Before any wise soul tells me that my above statement is nothing more than plain old-fashioned common sense, let me also say that an awful lot of traders act like rabbits staring at a car's headlights when faced with a losing scenario, and a great number will hang on to their losing trades far longer than they should in the blind hope that things will change.

But there is also a double meaning to the quote, which I'll attempt to explain by asking if anybody has heard of another old saying ...

Nobody ever went skint by banking a profit


The above saying suggests that it's worth banking a profit regardless of how little the amount is. Hey, a profit's a profit, and if you keep banking 3 or 4 pips at a time, those pips soon mount up. Until, of course, you hang onto one of those losers longer than you should and end up taking an unnecessary 100 pip hit which wipes out the gains of the last 25 or 30 profitable trades. And how many times have you banked a measly profit, only to watch the market then soar over the next half hour and put on 200 pips or more, leaving you feeling pig-sick that you'd banked prematurely? So, whilst you might not go skint from banking a small profit, wouldn't it be better to resist temptation and at least give those barely profitable trades a bit longer to see if they can turn into something worthwhile?

It's OK, we've all been there, seen it, done it and most of us have even got a T-shirt to prove it. The ability to successfully run profits is a skill which requires great discipline, and it's not really surprising when natural human emotion sometimes gets in the way of a trader's decision making.

Going back now to the scatter graph example showing the EA's trade duration, all of the little green profitable dots are clearly visible on the left of the graph, whilst all of the red dots which show the losing trades are on the right of the chart. The graph is clearly telling us that the longer this particular EA holds on to it's trades, the larger its losses tend to be. It certainly isn't following the old proverb about cutting losses and running profits. Or, put another way, this particular EA is a robot which portrays human emotions.

As I said previously, this observation is generalised and isn't targetting any single EA specifically, as there are a lot of EAs which exhibit similar tendencies. Also, my example shows a profit/loss range of between -60 and +20 pips with durations of typically less than 12 hours, but it wouldn't matter if I was talking about scalpers or long term trend followers where trades last days on end, as it's the general concept of running profits and cutting losses that I'm trying to put across here.

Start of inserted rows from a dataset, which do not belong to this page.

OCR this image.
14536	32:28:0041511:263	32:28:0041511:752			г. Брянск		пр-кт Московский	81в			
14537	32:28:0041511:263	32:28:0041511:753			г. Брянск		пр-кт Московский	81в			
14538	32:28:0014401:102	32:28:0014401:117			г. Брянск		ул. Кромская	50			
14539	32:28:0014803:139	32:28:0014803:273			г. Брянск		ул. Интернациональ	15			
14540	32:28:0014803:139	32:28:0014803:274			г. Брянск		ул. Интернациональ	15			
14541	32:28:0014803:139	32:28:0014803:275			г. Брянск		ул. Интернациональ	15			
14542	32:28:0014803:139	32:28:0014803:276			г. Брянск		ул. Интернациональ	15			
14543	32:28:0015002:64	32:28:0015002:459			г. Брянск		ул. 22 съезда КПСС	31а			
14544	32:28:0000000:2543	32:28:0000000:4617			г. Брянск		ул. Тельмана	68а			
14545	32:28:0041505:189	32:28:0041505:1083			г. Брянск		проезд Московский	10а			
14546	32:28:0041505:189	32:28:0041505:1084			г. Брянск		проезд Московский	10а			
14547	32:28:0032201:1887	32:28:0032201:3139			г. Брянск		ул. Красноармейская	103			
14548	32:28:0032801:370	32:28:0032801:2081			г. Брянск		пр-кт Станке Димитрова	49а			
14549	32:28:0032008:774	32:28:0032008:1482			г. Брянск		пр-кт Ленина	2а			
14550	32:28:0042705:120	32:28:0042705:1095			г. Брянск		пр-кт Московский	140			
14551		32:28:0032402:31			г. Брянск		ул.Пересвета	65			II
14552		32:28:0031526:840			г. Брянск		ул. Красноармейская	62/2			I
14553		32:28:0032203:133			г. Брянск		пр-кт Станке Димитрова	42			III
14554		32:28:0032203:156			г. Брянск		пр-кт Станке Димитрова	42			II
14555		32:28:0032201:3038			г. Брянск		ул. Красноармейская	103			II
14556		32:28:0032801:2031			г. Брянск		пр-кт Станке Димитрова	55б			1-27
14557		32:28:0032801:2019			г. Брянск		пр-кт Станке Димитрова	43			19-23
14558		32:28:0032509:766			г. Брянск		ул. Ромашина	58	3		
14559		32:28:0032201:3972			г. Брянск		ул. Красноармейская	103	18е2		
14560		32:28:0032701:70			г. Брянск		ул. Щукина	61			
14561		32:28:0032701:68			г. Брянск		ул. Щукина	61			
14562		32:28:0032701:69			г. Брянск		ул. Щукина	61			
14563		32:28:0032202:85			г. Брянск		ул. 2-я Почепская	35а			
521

In an ideal world, my scatter graph would have a look and feel something like the attempt I've concocted below using PhotoShop. I've had to use PhotoShop to prepare the image, because I haven't yet seen an EA produce a chart looking like how I would like it to look. Hey ho, maybe one day.


This graph shows how an ideal system would cut its losses and run its profitable trades


So, if any EA developers are reading this article, one thing that they might like to consider is the impact of closing out of any losing trade after a certain period of time. In my initial example above, would overall performance improve and would the losses be less if the EA closed everything regardless after, say, 4 hours? I don't know the answer to that question, but I certainly think it's something worthy of investigation.

In the meantime, seeing as we've now got robots that can mimic humans, I'd just like to say that I've got some dishes that need washing and pile of clothes that need ironing.